5.3 Experiment Result

We blurred out infants’ faces in input image out of privacy concern. It shows three typical scenarios. Attention map generated by attention model highlighted important regions where the algorithm focused on (Fig. 2).

Fig. 2.
figure 2

Input image (first column), attention map (second column), caption generated

Captions generated from the image indicated the required information regarding to infant sleep position, soft object and bedding condition, and as post processing, it gives the instruction or advice to fix the detected issue. In Fig. 2(a), the generated caption “baby sleep on tummy on soft bedding” suggests the following two issues: 1. Wrong sleeping position; and 2. Inappropriate bedding material. After the machine translation step, the post processing generates specific instructions related to the detected issues, such as advising to “please let baby sleep on back”; or “please change to fitted sheet”, etc. Similarly, the blanket in Fig. 2(b) was detected, which is also one of the common risk factors. In Fig. 2(c) when there is no infant in the picture, our method still can generate caption stated the issue of soft bedding by texture analysis. It is helpful to provide a safe infant sleeping environment.
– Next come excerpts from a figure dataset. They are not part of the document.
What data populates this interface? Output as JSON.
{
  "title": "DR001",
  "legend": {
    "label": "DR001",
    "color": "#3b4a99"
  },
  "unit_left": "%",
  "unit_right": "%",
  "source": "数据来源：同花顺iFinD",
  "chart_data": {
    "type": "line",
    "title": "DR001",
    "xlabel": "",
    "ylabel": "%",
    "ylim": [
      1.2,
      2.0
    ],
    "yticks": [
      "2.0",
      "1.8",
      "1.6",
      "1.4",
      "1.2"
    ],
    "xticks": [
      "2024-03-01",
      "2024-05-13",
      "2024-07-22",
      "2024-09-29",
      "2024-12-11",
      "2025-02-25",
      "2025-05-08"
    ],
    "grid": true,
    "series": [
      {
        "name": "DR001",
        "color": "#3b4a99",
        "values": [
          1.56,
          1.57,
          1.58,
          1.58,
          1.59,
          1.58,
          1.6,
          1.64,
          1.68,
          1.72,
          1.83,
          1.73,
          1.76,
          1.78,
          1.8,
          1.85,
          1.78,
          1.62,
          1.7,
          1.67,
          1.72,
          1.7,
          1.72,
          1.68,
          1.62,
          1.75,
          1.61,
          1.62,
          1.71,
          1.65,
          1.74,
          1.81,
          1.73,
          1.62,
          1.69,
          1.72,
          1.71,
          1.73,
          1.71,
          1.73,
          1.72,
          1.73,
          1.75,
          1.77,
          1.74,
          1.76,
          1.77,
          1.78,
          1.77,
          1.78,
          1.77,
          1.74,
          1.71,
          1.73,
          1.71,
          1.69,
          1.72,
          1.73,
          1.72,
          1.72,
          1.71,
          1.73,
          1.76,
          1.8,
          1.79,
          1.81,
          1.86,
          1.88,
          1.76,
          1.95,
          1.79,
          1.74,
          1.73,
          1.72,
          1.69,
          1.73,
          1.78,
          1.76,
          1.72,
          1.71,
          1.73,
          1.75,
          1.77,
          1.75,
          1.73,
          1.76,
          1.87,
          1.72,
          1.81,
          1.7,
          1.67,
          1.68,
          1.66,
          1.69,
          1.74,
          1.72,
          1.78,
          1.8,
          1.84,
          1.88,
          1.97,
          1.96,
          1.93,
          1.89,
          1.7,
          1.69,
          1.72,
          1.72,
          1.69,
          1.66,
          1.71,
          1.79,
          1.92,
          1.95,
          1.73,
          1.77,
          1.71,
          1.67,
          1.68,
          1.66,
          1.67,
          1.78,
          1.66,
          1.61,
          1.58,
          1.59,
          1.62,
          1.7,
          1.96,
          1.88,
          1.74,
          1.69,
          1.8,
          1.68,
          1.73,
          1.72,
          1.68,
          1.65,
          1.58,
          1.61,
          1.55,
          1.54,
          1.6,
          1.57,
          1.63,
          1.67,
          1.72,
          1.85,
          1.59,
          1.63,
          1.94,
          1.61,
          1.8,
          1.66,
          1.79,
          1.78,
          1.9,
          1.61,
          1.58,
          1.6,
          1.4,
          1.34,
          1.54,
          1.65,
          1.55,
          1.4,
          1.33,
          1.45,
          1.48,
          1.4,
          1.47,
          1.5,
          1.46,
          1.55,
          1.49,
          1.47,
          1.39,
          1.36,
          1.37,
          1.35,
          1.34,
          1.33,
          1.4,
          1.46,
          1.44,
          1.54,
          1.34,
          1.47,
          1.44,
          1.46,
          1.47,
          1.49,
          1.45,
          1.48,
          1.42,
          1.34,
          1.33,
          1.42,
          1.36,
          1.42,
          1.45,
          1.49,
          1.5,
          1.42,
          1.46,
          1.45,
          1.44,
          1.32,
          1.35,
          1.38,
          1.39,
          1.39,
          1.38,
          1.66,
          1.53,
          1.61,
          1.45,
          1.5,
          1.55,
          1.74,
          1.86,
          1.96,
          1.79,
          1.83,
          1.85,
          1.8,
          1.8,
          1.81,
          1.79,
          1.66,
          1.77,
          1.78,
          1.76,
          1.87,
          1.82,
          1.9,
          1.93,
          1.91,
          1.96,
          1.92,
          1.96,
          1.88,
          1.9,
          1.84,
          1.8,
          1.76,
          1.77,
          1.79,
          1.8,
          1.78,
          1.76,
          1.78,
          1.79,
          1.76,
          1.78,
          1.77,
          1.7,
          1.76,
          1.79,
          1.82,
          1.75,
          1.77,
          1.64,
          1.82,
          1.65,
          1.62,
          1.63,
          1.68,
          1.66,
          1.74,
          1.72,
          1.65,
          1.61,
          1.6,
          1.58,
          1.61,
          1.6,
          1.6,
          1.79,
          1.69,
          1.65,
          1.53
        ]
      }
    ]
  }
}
To evaluate the result and to analyze how well it describes the issue in the given image, we calculated the precision rate and recall rate [27] of the result. When interpreting the result, a true positive means it successfully addressed the corresponding issue; and a false positive means it detected the issue that does not occur in the image; while a true negative means that there is no issue in the image, and the caption shows the same way; and finally, a false negative means that it missed an issue that occurred in the image (Table 2).

Table 2. Evaluation result

The precision rate = True positive/(True positive + False positive) = 81.3%

The recall rate = True positive/(True positive + False negative) = 88.4%

6 Conclusion

We proposed a new framework of image captioning to help diagnosis the infant sleeping environment which is essential to reduce risk of SIDS. In addition to a general description, a detailed relevant information was generated in order to give a constructive advice accordingly. Most of the test set generated correct caption which addresses the potential danger factor that occurs in the image. The proposed method would achieve better performance with higher-quality extensive data. Although this method was applied on infant sleeping environment, it would also find real-world applications, such as in the case of real-world assistive systems and any other case where natural language is generated as the output and facilitates the interaction, making the human–computer interaction more convenient.